A gradient-like thin-walled tube via adhesive bonding for energy absorption

Abstract

Gradient wall thickness design is a typical method to enhance the energy absorption efficiency of thin-walled structures. Compared with conventional uniform-thickness thin-walled structures, gradient wall structures are mostly fabricated using electrical discharge wire cutting, which significantly increases their production cost and limits their practical engineering applications. This paper proposes a novel approach to fabricate gradient energy-absorbing structures using adhesive bonded metal plate, which enables rapid fabrication while maintaining energy absorption performance. Mechanical experiments were conducted on adhesive joints to calibrate the constitutive parameters of the adhesive layer and determine the thickness of the adhesive layer and surface treatment conditions. Numerical simulations of the out-of-plane compression and crushing behavior of four adhesive-bonded rectangular tube configurations were carried out to analyze their energy absorption characteristics and structural deformation. Based on the experimentally validated model, the effects of adhesive width ratio and wall thickness of metal plate on the energy absorption for these bonded structures were investigated. Finally, a comparative analysis of the energy absorption performance between adhesive-bonded energy-absorbing structures and traditional gradient-thickness structures was conducted to verify the feasibility and effectiveness of the adhesive-bonded structures.
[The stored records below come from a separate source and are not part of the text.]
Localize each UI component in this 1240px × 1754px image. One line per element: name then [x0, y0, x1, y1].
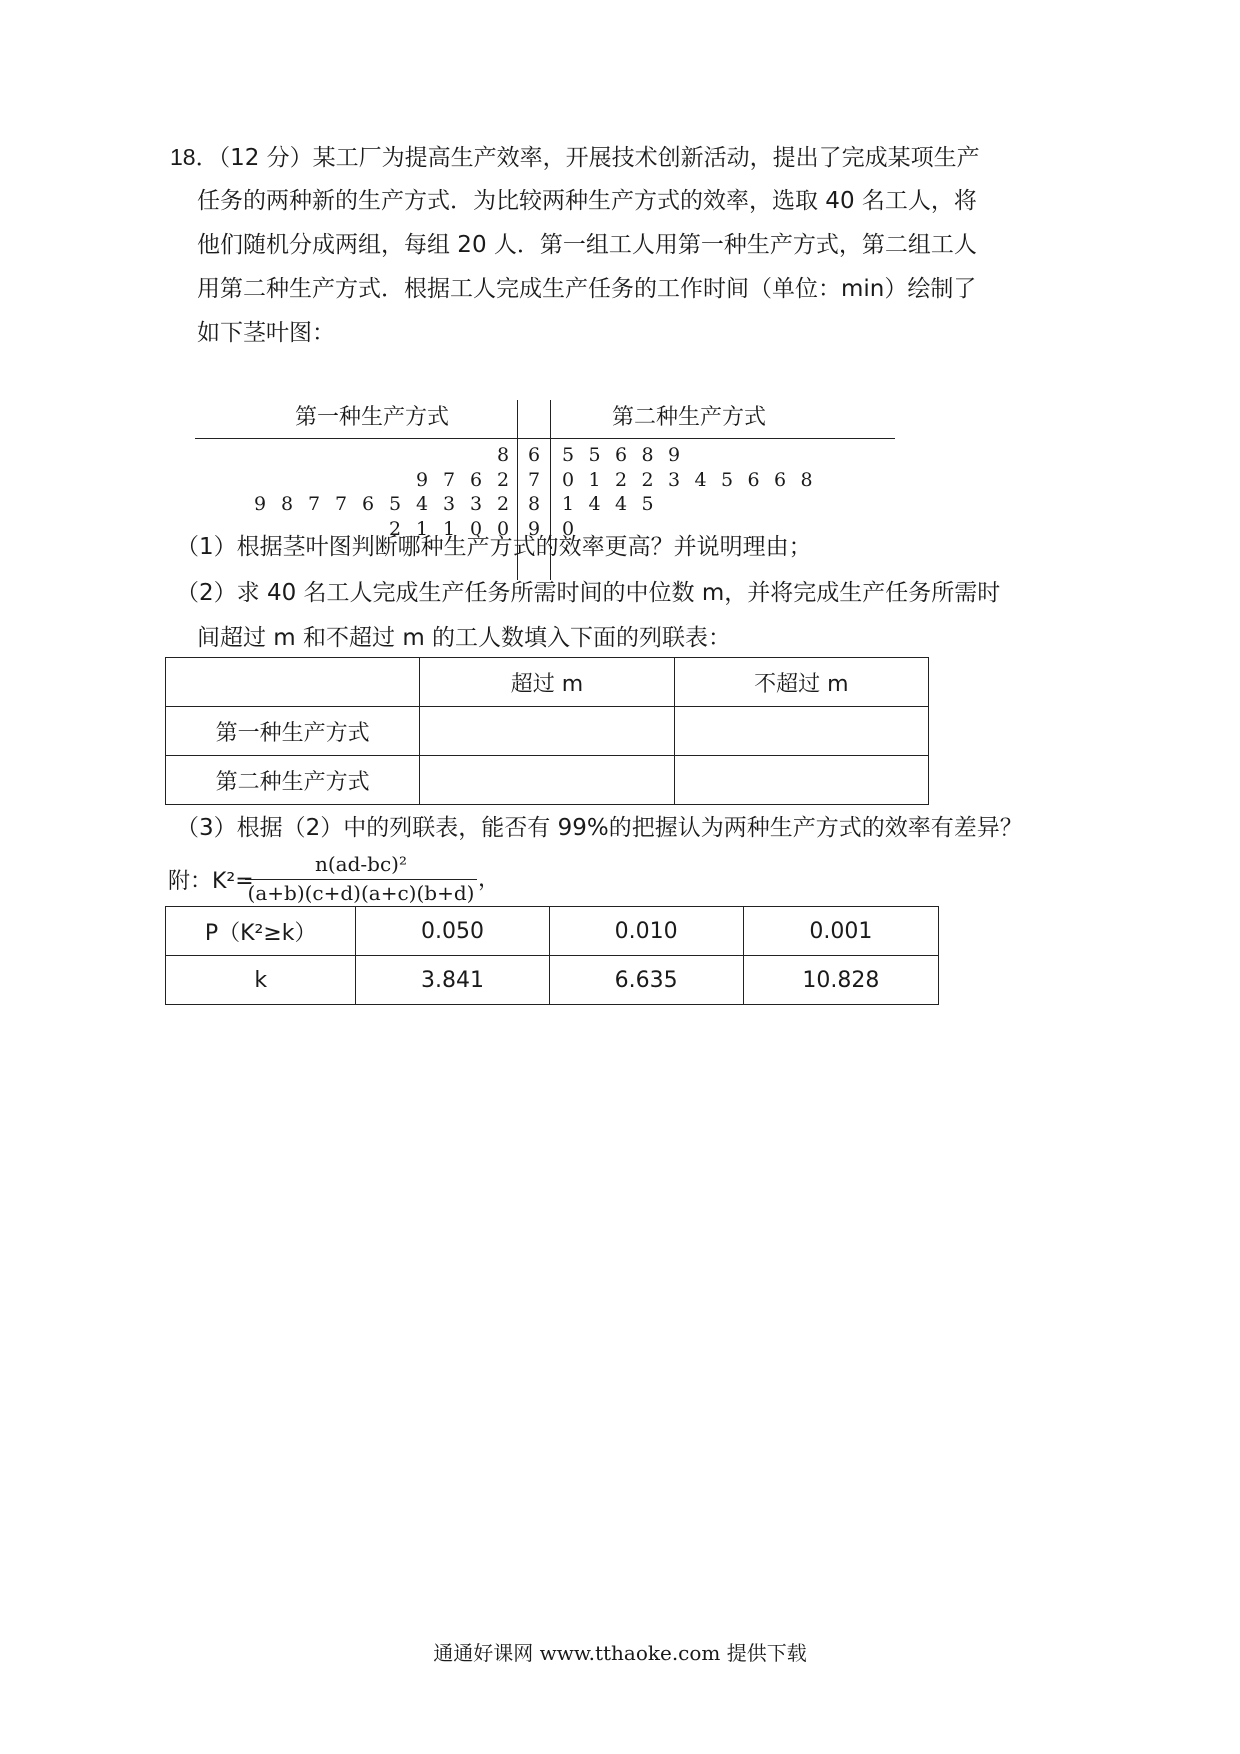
- left-leaf: 2: [388, 517, 402, 540]
- contingency-table: [165, 657, 929, 805]
- right-leaf: 2: [614, 468, 628, 491]
- probability-row: [166, 907, 939, 956]
- right-leaf: 0: [561, 517, 575, 540]
- right-leaf: 5: [561, 444, 575, 466]
- left-leaf: 5: [388, 493, 402, 515]
- right-leaf: 1: [588, 468, 601, 491]
- formula-prefix: 附：K²=: [168, 869, 254, 894]
- stem-leaf-row: [195, 469, 895, 496]
- right-leaf: 6: [614, 444, 628, 466]
- k-label: k: [166, 956, 356, 1005]
- left-leaf: 1: [442, 517, 456, 540]
- probability-value: 0.050: [356, 907, 549, 956]
- left-leaf: 3: [469, 493, 483, 515]
- probability-value: 0.001: [743, 907, 938, 956]
- left-leaf: 9: [253, 493, 267, 515]
- question-line-1: [170, 133, 980, 182]
- stem-value: 7: [527, 468, 541, 491]
- probability-label: P（K²≥k）: [166, 907, 356, 956]
- k-value: 6.635: [549, 956, 743, 1005]
- right-leaf: 5: [641, 493, 654, 515]
- left-leaf: 7: [334, 493, 348, 515]
- left-leaf: 2: [496, 468, 510, 491]
- blank-answer-cell: [420, 756, 674, 805]
- left-leaf: 7: [442, 468, 456, 491]
- right-leaf: 2: [641, 468, 654, 491]
- left-leaf: 4: [415, 493, 429, 515]
- left-leaf: 0: [496, 517, 510, 540]
- blank-answer-cell: [420, 707, 674, 756]
- header-not-exceed-m: 不超过 m: [674, 658, 928, 707]
- left-leaf: 1: [415, 517, 429, 540]
- row-label-method-1: 第一种生产方式: [166, 707, 420, 756]
- contingency-row-method-2: [166, 756, 929, 805]
- question-text: （12 分）某工厂为提高生产效率，开展技术创新活动，提出了完成某项生产: [218, 145, 980, 171]
- left-leaf: 0: [469, 517, 483, 540]
- stem-leaf-row: [195, 493, 895, 520]
- stem-leaf-row: [195, 444, 895, 471]
- k-value: 3.841: [356, 956, 549, 1005]
- formula-suffix: ，: [478, 867, 501, 892]
- header-blank-cell: [166, 658, 420, 707]
- blank-answer-cell: [674, 707, 928, 756]
- right-leaf: 9: [667, 444, 681, 466]
- header-divider: [195, 438, 895, 439]
- fraction-bar: [245, 879, 477, 880]
- right-leaf: 0: [561, 468, 575, 491]
- stem-value: 9: [527, 517, 541, 540]
- question-line-2: 任务的两种新的生产方式．为比较两种生产方式的效率，选取 40 名工人，将: [197, 188, 977, 214]
- right-leaf: 6: [773, 468, 787, 491]
- right-leaf: 8: [800, 468, 813, 491]
- right-leaf: 6: [747, 468, 760, 491]
- left-title: 第一种生产方式: [295, 405, 450, 430]
- left-leaf: 7: [307, 493, 321, 515]
- blank-answer-cell: [674, 756, 928, 805]
- sub-question-2-line-2: 间超过 m 和不超过 m 的工人数填入下面的列联表：: [197, 625, 732, 651]
- formula-numerator: n(ad-bc)²: [315, 852, 407, 876]
- right-leaf: 1: [561, 493, 575, 515]
- sub-question-2-line-1: （2）求 40 名工人完成生产任务所需时间的中位数 m，并将完成生产任务所需时: [176, 580, 1001, 606]
- k-row: [166, 956, 939, 1005]
- sub-question-1: （1）根据茎叶图判断哪种生产方式的效率更高？并说明理由；: [176, 534, 812, 560]
- formula-denominator: (a+b)(c+d)(a+c)(b+d): [247, 881, 475, 905]
- stem-value: 6: [527, 444, 541, 466]
- right-leaf: 8: [641, 444, 654, 466]
- right-leaf: 4: [694, 468, 707, 491]
- page-footer: 通通好课网 www.tthaoke.com 提供下载: [433, 1641, 807, 1665]
- right-leaf: 4: [614, 493, 628, 515]
- header-exceed-m: 超过 m: [420, 658, 674, 707]
- right-leaf: 5: [720, 468, 734, 491]
- left-leaf: 8: [280, 493, 294, 515]
- right-leaf: 4: [588, 493, 601, 515]
- left-leaf: 6: [361, 493, 375, 515]
- question-line-5: 如下茎叶图：: [197, 320, 335, 346]
- left-leaf: 9: [415, 468, 429, 491]
- left-leaf: 8: [496, 444, 510, 466]
- stem-value: 8: [527, 493, 541, 515]
- contingency-header-row: [166, 658, 929, 707]
- k-value: 10.828: [743, 956, 938, 1005]
- contingency-row-method-1: [166, 707, 929, 756]
- left-leaf: 3: [442, 493, 456, 515]
- question-line-3: 他们随机分成两组，每组 20 人．第一组工人用第一种生产方式，第二组工人: [197, 232, 977, 258]
- right-leaf: 5: [588, 444, 601, 466]
- sub-question-3: （3）根据（2）中的列联表，能否有 99%的把握认为两种生产方式的效率有差异？: [176, 815, 1023, 841]
- probability-value: 0.010: [549, 907, 743, 956]
- left-leaf: 6: [469, 468, 483, 491]
- question-number: 18．: [170, 144, 219, 170]
- question-line-4: 用第二种生产方式．根据工人完成生产任务的工作时间（单位：min）绘制了: [197, 276, 977, 302]
- right-title: 第二种生产方式: [612, 405, 767, 430]
- row-label-method-2: 第二种生产方式: [166, 756, 420, 805]
- critical-value-table: [165, 906, 939, 1005]
- left-leaf: 2: [496, 493, 510, 515]
- right-leaf: 3: [667, 468, 681, 491]
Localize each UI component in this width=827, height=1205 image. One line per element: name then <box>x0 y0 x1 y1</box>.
The results indicate that increasing the adhesive width and thickness of metal plate within a certain range can significantly improve energy absorption performance. However, further increases lead to significant degradation in specific energy absorption, along with an elevated risk of adhesive layer failure at the structural ends. In addition, compared to traditional gradient thin-walled structures, the bonded structure shows improvements of 22.50 %, 19.97 %, and 6.37 % in EA, MCF, and SEA, respectively, demonstrating excellent energy absorption performance and great potential for application.